"
"Did you see any of them?" asked Bess.
"Oh, yes, Miss. All of 'em, I fancy."
"My father and mother--"
Ben described, as well as he could, the various characteristics and
appearances of the Ramona's passengers, and Mrs. Kimball and Mr. and
Mrs. Robinson were easily recognized.
"Then we must still keep on searching for them," decided Jack, at the
conclusion of the narrative. "We'll just have to keep on!"
"It looks so," admitted Cora.
"Oh, we mustn't think of giving up!" cried Bess. "I know my father.

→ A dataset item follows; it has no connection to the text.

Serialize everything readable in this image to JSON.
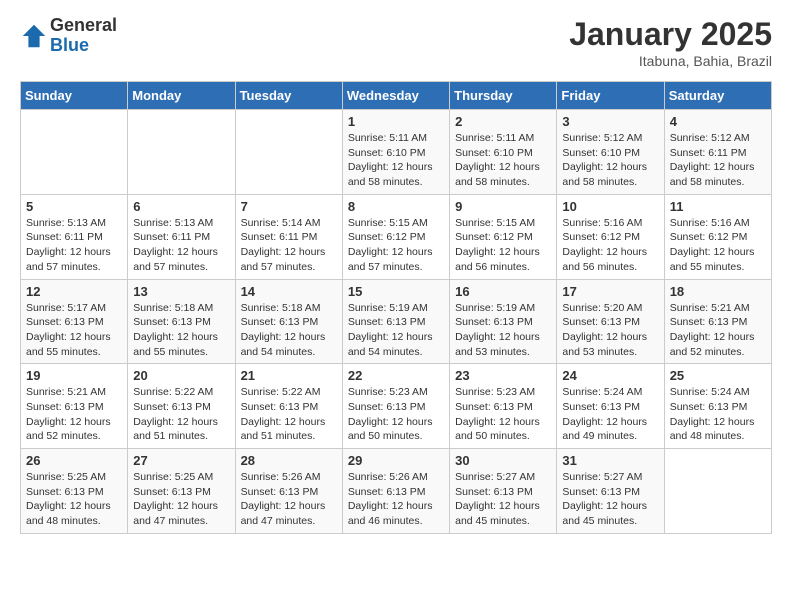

He just wouldn't give in to those horrid mutineers, and he wouldn't
throw in his fortunes with them, either. I can't explain it, but,
somehow I feel more hopeful than at any time yet, that they are all
right--Papa and Mamma, and your mother, too, Cora."
"I am glad you think so, dear. I haven't given up either. But let's
get away from here, Jack."
"That's what I say!" murmured Belle, with a little nervous shiver.

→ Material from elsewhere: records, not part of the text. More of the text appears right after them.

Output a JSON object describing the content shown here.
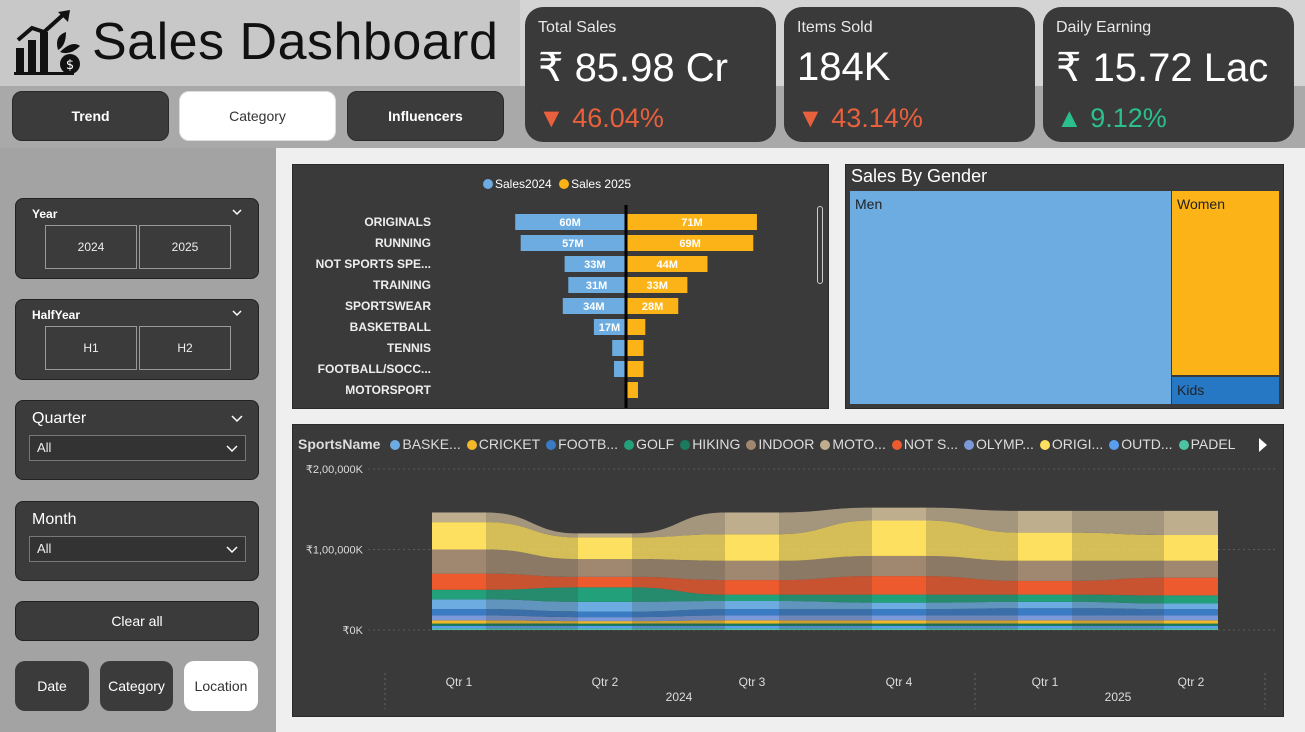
{
  "header": {
    "title": "Sales Dashboard",
    "logo": "growth-chart-icon"
  },
  "tabs": [
    {
      "label": "Trend",
      "active": false
    },
    {
      "label": "Category",
      "active": true
    },
    {
      "label": "Influencers",
      "active": false
    }
  ],
  "kpis": [
    {
      "label": "Total Sales",
      "value": "₹ 85.98 Cr",
      "arrow": "▼",
      "change": "46.04%",
      "direction": "down"
    },
    {
      "label": "Items Sold",
      "value": "184K",
      "arrow": "▼",
      "change": "43.14%",
      "direction": "down"
    },
    {
      "label": "Daily Earning",
      "value": "₹ 15.72 Lac",
      "arrow": "▲",
      "change": "9.12%",
      "direction": "up"
    }
  ],
  "filters": {
    "year": {
      "title": "Year",
      "options": [
        "2024",
        "2025"
      ]
    },
    "halfyear": {
      "title": "HalfYear",
      "options": [
        "H1",
        "H2"
      ]
    },
    "quarter": {
      "title": "Quarter",
      "selected": "All"
    },
    "month": {
      "title": "Month",
      "selected": "All"
    },
    "clear_label": "Clear all"
  },
  "nav": [
    {
      "label": "Date",
      "active": false
    },
    {
      "label": "Category",
      "active": false
    },
    {
      "label": "Location",
      "active": true
    }
  ],
  "colors": {
    "sales2024": "#6cace0",
    "sales2025": "#fbb317",
    "men": "#6cace0",
    "women": "#fbb317",
    "kids": "#2778c4",
    "down": "#e8603c",
    "up": "#2bbf8e"
  },
  "chart_data": [
    {
      "type": "bar",
      "subtype": "diverging-horizontal",
      "legend": [
        "Sales2024",
        "Sales 2025"
      ],
      "categories": [
        "ORIGINALS",
        "RUNNING",
        "NOT SPORTS SPE...",
        "TRAINING",
        "SPORTSWEAR",
        "BASKETBALL",
        "TENNIS",
        "FOOTBALL/SOCC...",
        "MOTORSPORT"
      ],
      "series": [
        {
          "name": "Sales2024",
          "values": [
            60,
            57,
            33,
            31,
            34,
            17,
            7,
            6,
            0
          ],
          "labels": [
            "60M",
            "57M",
            "33M",
            "31M",
            "34M",
            "17M",
            "",
            "",
            ""
          ]
        },
        {
          "name": "Sales 2025",
          "values": [
            71,
            69,
            44,
            33,
            28,
            10,
            9,
            9,
            6
          ],
          "labels": [
            "71M",
            "69M",
            "44M",
            "33M",
            "28M",
            "",
            "",
            "",
            ""
          ]
        }
      ],
      "unit": "M"
    },
    {
      "type": "treemap",
      "title": "Sales By Gender",
      "items": [
        {
          "label": "Men",
          "value": 62
        },
        {
          "label": "Women",
          "value": 28
        },
        {
          "label": "Kids",
          "value": 5
        }
      ]
    },
    {
      "type": "area",
      "subtype": "ribbon",
      "legend_title": "SportsName",
      "legend": [
        {
          "name": "BASKE...",
          "color": "#6cace0"
        },
        {
          "name": "CRICKET",
          "color": "#f2b82a"
        },
        {
          "name": "FOOTB...",
          "color": "#3a7cc4"
        },
        {
          "name": "GOLF",
          "color": "#22a07a"
        },
        {
          "name": "HIKING",
          "color": "#1a7a5e"
        },
        {
          "name": "INDOOR",
          "color": "#a08870"
        },
        {
          "name": "MOTO...",
          "color": "#bfae8e"
        },
        {
          "name": "NOT S...",
          "color": "#ec5a2e"
        },
        {
          "name": "OLYMP...",
          "color": "#7b98d8"
        },
        {
          "name": "ORIGI...",
          "color": "#fde060"
        },
        {
          "name": "OUTD...",
          "color": "#5a9ef0"
        },
        {
          "name": "PADEL",
          "color": "#4cc4a4"
        }
      ],
      "x": [
        "Qtr 1",
        "Qtr 2",
        "Qtr 3",
        "Qtr 4",
        "Qtr 1",
        "Qtr 2"
      ],
      "x_groups": [
        {
          "label": "2024",
          "span": [
            0,
            3
          ]
        },
        {
          "label": "2025",
          "span": [
            4,
            5
          ]
        }
      ],
      "y_ticks": [
        "₹0K",
        "₹1,00,000K",
        "₹2,00,000K"
      ],
      "ylim": [
        0,
        200000
      ],
      "stacks": [
        {
          "totals": [
            146000,
            120000,
            144000,
            152000,
            148000,
            148000
          ]
        }
      ],
      "series": [
        {
          "name": "PADEL",
          "color": "#4cc4a4",
          "values": [
            2000,
            2000,
            2000,
            2000,
            2000,
            2000
          ]
        },
        {
          "name": "OUTD...",
          "color": "#5a9ef0",
          "values": [
            3000,
            3000,
            3000,
            3000,
            3000,
            3000
          ]
        },
        {
          "name": "HIKING",
          "color": "#1a7a5e",
          "values": [
            3000,
            3000,
            3000,
            3000,
            3000,
            3000
          ]
        },
        {
          "name": "CRICKET",
          "color": "#f2b82a",
          "values": [
            4000,
            3000,
            4000,
            4000,
            4000,
            4000
          ]
        },
        {
          "name": "OLYMP...",
          "color": "#7b98d8",
          "values": [
            6000,
            5000,
            6000,
            6000,
            6000,
            6000
          ]
        },
        {
          "name": "FOOTB...",
          "color": "#3a7cc4",
          "values": [
            8000,
            7000,
            8000,
            8000,
            9000,
            8000
          ]
        },
        {
          "name": "BASKE...",
          "color": "#6cace0",
          "values": [
            12000,
            12000,
            10000,
            8000,
            8000,
            7000
          ]
        },
        {
          "name": "GOLF",
          "color": "#22a07a",
          "values": [
            12000,
            18000,
            8000,
            10000,
            9000,
            10000
          ]
        },
        {
          "name": "NOT S...",
          "color": "#ec5a2e",
          "values": [
            20000,
            13000,
            18000,
            23000,
            17000,
            22000
          ]
        },
        {
          "name": "INDOOR",
          "color": "#a08870",
          "values": [
            30000,
            22000,
            24000,
            25000,
            25000,
            21000
          ]
        },
        {
          "name": "ORIGI...",
          "color": "#fde060",
          "values": [
            34000,
            27000,
            33000,
            44000,
            35000,
            32000
          ]
        },
        {
          "name": "MOTO...",
          "color": "#bfae8e",
          "values": [
            12000,
            5000,
            27000,
            16000,
            27000,
            30000
          ]
        }
      ]
    }
  ]
}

This place gives me such a creepy feeling."
"You might well say so, Miss," put in Ben. "That is, if you had to
stay here all along, as I did, with nothing but them parrot birds
screeching at you all day long. It was awful!"
There was no use in staying longer on Lonely Island, and Ben Wrensch
was only too glad to be taken from it. At first the motor girls
talked of taking him with them, on the remainder of the cruise, but,
as Jack pointed out, there was no need of this.